Parallels have been drawn between the flesh-eating monsters and increasingly stagnant post-recession economies that force people to eat away at their savings without generating any growth. As Channel 4 News Economics Editor Faisal Islam puts it in his blog: “A zombie economy that is not collapsing, but not growing, with zombie businesses unable to grow out of their overhang of debt, and zombie households only managing to pay the interest on their loans.”

Video: Zombies storm app download charts

Consumers gone bad

Can the increasing popularity of zombies be linked to periods of economic downturn?

Professor Blumberg certainly thinks so. “Zombies happen during time of economic stress – that’s the way that horror works,” he told Channel 4 News.

Writer and critic Natalie Haynes agrees. While vampires represent bankers who feed on our blood, she says, zombies are consumers gone bad. To stretch the metaphor further, the 2007/2008 economic recession has been linked to over-borrowing and too much debt – both symptoms of a greedy consumer – and zombies occasionally popped up at the Occupy protests against bankers, corporations and corporation greed.

Zombies are the proletariat… the downtrodden. Individually they have no power, but it’s the mass that gives them power. Andy Edwards, film director

When zombies in shopping malls were catapulted into popular culture by George Romero’s 1978 film Dawn of the Dead, they were analysed by chin-stroking classes as a representation of a decaying mass consumerism.

And the popularity of zombies has certainly coincided with the last few years global recession. Ironically, zombie-related business is one of the few areas doing well economically and was worth an estimated $5.74bn in the United States in 2011.

Zombinomics.

The ‘catch-all’ monster

Like many monsters, and horror films generally, zombies are a device for us to air and explore our concerns about greater, and very real, problems. There was a big demand for science-fiction in the 1950s during the cold war, and publishers have noticed a trend towards dystopian fiction since the economic downturn.

Rather than specifically working as a metaphor for economic woes, they represent fear itself, says Dr Marcus Leaning from the University of Winchester, who founded the first UK course module on zombies after noting their increased popularity.

“Zombies are a catch-all monster. They could be all sorts of things but they represent the increase in risk and horror,” he told Channel 4 News.

In 2011, he followed a discussion on Mumsnet about what to do when a zombie apocalypse occurred. “The conversation soon shifted not to zombies, but any apocalypse,” he said. “This took place a week after the London riots. But every time they talked about that it got very political. With zombies, we don’t need to talk about the consequences.

He added: “They’re an un-saveable monster. There is no guilt in exterminating zombies.”

Power to the people?

What also marks out zombies is that they are always plural.

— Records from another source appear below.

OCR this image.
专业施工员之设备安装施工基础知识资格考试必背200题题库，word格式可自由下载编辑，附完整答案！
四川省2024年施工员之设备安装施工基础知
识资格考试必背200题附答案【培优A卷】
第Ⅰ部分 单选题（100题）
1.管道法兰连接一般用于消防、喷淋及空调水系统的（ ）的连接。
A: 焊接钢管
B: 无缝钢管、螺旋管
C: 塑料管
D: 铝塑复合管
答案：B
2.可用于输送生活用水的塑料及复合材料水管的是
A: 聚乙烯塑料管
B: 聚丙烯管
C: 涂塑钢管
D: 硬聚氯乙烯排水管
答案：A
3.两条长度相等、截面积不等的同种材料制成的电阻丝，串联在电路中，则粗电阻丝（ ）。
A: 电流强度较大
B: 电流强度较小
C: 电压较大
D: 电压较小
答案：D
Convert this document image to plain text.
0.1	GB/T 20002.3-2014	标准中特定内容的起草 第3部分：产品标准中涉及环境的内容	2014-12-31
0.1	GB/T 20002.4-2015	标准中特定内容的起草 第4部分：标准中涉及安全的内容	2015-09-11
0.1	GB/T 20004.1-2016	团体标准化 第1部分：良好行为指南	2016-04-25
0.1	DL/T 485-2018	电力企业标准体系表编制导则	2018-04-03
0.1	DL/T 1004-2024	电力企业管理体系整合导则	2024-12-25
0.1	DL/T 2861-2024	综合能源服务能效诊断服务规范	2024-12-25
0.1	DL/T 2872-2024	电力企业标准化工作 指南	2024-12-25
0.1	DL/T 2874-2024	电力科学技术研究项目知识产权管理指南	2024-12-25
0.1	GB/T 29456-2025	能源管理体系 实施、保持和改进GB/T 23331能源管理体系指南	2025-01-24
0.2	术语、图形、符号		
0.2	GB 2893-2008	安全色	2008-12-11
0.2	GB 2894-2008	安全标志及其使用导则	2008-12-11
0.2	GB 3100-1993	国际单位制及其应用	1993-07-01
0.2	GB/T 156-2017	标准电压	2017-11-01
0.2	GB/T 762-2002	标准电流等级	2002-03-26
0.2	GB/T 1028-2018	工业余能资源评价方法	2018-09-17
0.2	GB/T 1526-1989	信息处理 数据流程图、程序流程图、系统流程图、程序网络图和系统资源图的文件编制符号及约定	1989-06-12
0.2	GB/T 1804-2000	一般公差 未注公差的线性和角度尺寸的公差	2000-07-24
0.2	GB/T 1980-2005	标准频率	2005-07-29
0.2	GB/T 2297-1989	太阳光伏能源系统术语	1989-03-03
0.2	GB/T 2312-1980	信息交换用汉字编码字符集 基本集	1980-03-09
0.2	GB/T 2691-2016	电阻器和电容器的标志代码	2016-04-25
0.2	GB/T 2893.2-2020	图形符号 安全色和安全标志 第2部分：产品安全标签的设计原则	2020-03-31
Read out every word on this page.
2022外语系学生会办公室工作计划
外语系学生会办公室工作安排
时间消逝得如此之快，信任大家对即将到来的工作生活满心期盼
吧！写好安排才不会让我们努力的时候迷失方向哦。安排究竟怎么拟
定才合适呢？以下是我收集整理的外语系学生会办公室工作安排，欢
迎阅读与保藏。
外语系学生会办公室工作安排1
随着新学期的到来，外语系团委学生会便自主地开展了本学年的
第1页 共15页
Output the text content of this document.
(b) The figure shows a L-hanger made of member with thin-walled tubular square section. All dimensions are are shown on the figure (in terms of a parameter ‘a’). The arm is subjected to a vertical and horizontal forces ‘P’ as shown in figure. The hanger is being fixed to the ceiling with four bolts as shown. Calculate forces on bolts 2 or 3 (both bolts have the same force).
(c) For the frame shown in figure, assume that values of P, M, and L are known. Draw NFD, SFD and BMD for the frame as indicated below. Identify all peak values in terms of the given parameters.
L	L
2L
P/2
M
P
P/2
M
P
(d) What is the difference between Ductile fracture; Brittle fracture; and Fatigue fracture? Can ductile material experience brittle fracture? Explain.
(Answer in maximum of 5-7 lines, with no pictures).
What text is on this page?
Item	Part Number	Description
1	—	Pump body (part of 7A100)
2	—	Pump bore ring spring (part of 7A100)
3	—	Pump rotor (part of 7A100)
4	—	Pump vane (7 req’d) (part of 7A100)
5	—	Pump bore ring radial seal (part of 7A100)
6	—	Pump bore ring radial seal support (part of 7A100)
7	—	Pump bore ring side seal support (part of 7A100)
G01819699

Zombies may be brain-dead, they may move slowly, but they come en masse: a symbol of collective delusion.

But this can also be a source of comfort, says Andy Edwards, director of the short film series House Party of the Dead. “Zombies are the working class equivalent of the vampire,” he told Channel 4 News. “Vampires are more aristocratic; zombies are the proletariat… the downtrodden. Individually they have no power, but it’s the mass that gives them power.”

This goes some way towards explaining the appeal of the zombie marches, one of which attracted an estimated 16,000 people in Mexico. Dressing up in costume is nothing new, but the zombie facade acts as an equaliser.

“Zombies are closest to us. They are a dark, carnival mirror of us,” Professor Blumberg told Channel 4 News. “They are probably serving as a symbol of an entire generation of disaffected, alientated, media obsessed and media-overloaded people.”

The brain-dead, flesh-eating monsters that are just like us manage to symbolise the oppressor in society, whether that is capitalism, a fatal biological virus or an actual apocalypse.

But they also allow us to identify with the masses, for good or for bad, making them the ideal monster to help deal with these austerity-ridden times.